176 Tote. Eine Hoffnung?

Die getöteten Passagiere sind wohl Opfer der Fast-Krieg-Hysterie geworden.

  • Von René Heilig
  • Lesedauer: 3 Min.

Hat Irans Flugabwehr eine ukrainische Boeing abgeschossen? Die Regierungen Kanadas, Großbritanniens, Australiens und der USA gehen davon aus. Die Länder sind im »Five Eyes«-Geheimdienst-Verbund vereint. So wurde das, was US-Satelliten und -Drohnen am Dienstag kurz nach dem Start der Passagiermaschine vom Teheraner Khomeini-Airport aufzeichneten, auf kurzem Weg weitergereicht. Bereits bevor der kanadische Premier Justin Trudeau am Donnerstagnachmittag (Ortszeit) den Verdacht öffentlich machte, hatte US-Präsident Donald Trump angedeutet, dass da wohl jemand »einen Fehler« gemacht habe.
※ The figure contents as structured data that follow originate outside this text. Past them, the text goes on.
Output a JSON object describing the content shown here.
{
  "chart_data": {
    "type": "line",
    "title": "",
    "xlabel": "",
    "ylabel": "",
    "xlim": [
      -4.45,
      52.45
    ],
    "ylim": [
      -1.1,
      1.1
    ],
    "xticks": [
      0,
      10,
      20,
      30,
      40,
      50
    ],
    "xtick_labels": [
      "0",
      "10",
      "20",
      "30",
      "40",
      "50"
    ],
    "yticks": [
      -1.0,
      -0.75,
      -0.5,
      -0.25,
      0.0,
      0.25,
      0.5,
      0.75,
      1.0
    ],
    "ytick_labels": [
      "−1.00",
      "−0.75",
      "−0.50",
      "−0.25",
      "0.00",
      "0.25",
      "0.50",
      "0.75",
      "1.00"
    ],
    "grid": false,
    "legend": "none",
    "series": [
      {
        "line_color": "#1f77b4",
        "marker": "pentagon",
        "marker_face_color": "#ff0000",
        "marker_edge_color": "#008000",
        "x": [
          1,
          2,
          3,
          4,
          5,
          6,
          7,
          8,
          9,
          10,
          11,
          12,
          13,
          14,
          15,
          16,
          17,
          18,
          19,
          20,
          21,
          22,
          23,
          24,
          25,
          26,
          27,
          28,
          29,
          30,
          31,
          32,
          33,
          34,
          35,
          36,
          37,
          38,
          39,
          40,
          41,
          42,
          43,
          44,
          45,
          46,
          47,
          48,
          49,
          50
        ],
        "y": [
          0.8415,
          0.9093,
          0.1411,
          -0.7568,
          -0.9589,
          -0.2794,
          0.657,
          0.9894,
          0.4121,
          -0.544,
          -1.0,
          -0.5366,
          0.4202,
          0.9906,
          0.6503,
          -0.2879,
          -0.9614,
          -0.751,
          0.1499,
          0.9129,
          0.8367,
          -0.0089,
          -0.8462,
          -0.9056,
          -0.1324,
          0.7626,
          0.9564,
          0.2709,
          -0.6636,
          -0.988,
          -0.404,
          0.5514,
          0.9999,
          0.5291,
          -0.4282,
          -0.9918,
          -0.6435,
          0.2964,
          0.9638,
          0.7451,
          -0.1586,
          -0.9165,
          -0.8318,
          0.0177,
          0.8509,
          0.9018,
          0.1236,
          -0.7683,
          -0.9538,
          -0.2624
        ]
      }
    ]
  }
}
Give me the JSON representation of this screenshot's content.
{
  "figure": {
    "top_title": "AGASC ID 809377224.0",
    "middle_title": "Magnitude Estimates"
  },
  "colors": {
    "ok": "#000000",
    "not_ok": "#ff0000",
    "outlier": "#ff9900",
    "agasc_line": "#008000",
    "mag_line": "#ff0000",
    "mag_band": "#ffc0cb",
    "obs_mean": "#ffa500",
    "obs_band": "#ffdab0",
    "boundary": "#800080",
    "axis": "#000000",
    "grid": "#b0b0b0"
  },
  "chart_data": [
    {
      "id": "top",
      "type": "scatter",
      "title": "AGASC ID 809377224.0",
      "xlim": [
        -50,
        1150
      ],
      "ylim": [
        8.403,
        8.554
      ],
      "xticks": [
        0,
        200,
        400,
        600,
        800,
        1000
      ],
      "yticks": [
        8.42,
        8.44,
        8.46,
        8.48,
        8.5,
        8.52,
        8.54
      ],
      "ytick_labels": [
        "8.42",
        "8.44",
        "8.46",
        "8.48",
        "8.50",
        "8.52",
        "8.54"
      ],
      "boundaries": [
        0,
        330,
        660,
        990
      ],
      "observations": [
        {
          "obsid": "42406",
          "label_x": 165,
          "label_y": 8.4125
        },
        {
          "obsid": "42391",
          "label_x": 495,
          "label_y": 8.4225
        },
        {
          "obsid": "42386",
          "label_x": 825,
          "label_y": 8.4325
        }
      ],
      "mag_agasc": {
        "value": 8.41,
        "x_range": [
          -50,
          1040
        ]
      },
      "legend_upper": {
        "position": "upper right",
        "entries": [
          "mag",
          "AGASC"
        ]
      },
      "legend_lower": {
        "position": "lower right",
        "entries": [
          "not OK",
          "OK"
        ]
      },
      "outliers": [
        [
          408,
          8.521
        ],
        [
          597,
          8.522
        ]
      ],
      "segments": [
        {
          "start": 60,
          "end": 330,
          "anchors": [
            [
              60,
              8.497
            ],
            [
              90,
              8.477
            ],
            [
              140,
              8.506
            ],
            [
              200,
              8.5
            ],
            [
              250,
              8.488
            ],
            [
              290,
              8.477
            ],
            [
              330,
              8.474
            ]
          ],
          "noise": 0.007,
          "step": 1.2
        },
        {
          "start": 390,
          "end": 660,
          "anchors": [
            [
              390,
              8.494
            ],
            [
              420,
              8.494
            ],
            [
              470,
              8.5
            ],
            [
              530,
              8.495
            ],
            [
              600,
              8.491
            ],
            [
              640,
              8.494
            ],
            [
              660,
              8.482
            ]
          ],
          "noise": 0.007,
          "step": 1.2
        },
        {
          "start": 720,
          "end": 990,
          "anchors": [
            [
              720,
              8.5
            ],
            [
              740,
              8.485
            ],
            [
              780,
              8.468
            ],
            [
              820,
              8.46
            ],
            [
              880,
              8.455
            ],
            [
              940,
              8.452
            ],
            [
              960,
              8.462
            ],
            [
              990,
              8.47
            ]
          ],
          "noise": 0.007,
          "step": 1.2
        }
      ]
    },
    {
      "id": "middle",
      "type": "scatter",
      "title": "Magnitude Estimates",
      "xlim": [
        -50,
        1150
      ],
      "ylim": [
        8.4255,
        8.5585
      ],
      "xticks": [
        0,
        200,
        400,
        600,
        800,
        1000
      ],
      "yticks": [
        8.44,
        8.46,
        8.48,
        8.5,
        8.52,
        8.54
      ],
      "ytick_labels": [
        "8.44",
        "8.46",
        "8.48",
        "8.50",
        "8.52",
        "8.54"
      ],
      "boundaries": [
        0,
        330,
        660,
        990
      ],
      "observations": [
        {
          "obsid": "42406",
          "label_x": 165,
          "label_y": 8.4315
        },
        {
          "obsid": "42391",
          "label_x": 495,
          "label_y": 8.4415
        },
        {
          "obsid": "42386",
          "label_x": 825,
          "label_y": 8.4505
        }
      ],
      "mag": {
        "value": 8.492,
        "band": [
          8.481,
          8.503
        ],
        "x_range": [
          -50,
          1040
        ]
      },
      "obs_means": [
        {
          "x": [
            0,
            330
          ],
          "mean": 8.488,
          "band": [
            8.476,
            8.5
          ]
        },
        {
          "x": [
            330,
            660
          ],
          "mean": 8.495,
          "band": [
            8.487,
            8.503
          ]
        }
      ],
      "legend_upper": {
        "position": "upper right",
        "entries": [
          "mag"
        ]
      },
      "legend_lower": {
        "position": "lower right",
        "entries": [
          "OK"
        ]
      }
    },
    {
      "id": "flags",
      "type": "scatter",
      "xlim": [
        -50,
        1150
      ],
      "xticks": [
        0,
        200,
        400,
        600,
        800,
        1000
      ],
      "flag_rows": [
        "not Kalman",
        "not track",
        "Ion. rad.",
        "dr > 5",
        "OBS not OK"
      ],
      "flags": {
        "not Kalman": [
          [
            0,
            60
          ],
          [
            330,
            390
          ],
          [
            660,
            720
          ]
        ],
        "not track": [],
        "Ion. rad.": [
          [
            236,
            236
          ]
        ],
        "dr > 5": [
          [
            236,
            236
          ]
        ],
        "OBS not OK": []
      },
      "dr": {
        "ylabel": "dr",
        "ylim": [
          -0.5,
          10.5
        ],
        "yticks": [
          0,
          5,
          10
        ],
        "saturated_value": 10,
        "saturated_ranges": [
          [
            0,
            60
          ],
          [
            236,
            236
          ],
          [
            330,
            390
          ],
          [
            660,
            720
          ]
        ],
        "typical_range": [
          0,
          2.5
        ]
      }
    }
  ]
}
Er meinte vermutlich die Besatzung eines »Tor«-Flugabwehrsystems, das - wie die gesamte iranische Streitmacht - in jener Nacht einen Angriff von US-Truppen erwartete. Nicht grundlos, denn kurz vor dem Crash der Zivilmaschine hatte Iran Raketen auf einen US-Stützpunkt in Irak abgefeuert. Als Rache dafür, dass die USA Teherans »Heldengeneral« Soleimani »vom Platz genommen« hatten.

Die 176 Passagiere, viele auf dem Weg nach Kanada, sind also vermutlich Opfer einer seit Jahrzehnten andauernden Fast-Krieg-Hysterie geworden. Sie erlitten dasselbe Schicksal wie 290 Insassen einer Iran-Air-Maschine, die 1988 versehentlich von der US-Navy abgeschossen wurde. So pervers es klingen mag - dass die aktuelle Situation nicht zu erneutem blutigem Gemetzel führte, birgt einen Funken Hoffnung. Im Gegensatz zu der Spontanpolitik Washingtons verfolgt Teheran in der Kriegs- und Krisenregion eine erkennbare Machtstrategie. Durchaus erfolgreich. Nicht zuletzt durch sein Anti-IS-Engagement hält Iran Schlüsselpositionen in Irak besetzt, ist in Syrien Ordnungsmacht. In Libanon geschieht nichts ohne iranischen Einfluss. Dass Hisbollah oder Hamas jetzt nicht blind vor Rache gegen den US-Verbündeten Israel losschlugen, zeigt, wie kurz die Leine ist, an der Iran Hilfstruppen führen kann. So oder so. Mit Attacken auf saudische Ölraffinerien sowie in Jemen hat man ohne Selbstüberschätzung mit minimalem Aufwand seine militärische Reichweite gezeigt. Nach jüngsten blutigen Unruhen im Innern herrscht wieder Ruhe in der Diktatur. Man ist - dank US-Drohnenmord - »ein Volk«. Ohne dass Hardliner Oberwasser gewinnen konnten. Kurzum, trotzdem die Atomzentrifugen schneller laufen, bietet sich die Regionalmacht Iran gerade jetzt als Gesprächspartner an.

Kann das Trump begreifen? Wird er tatsächlich - wie seiner heimischen Klientel mehrfach versprochen - Truppen zurückziehen? Gibt er, da mit der EU als Ganzes nicht zu rechnen ist, Deutschland, Frankreich, Großbritannien, also drei Signatarmächten des vom Trump gekündigten Iran-Atomabkommens, ein Placet zu Gesprächen? Die deutsche Kanzlerin tut gut daran, am Wochenende in Moskau Gemeinsamkeiten mit Moskau auszuloten. Keiner weiß, wie lange das Fenster für Vernunft angekippt bleibt. Es mag zynisch erscheinen: Keiner der politischen Akteure hat ein Interesse, dass der versehentliche Flugzeugabschuss zur Hürde für neue Kontakte wird. Wohl aber ist das Gegenteil denkbar. Niemand sollte - wie beim Abschuss von Flug MH 17 über der Ostukraine - versuchen, Aufklärung politischen Zielen anzupassen.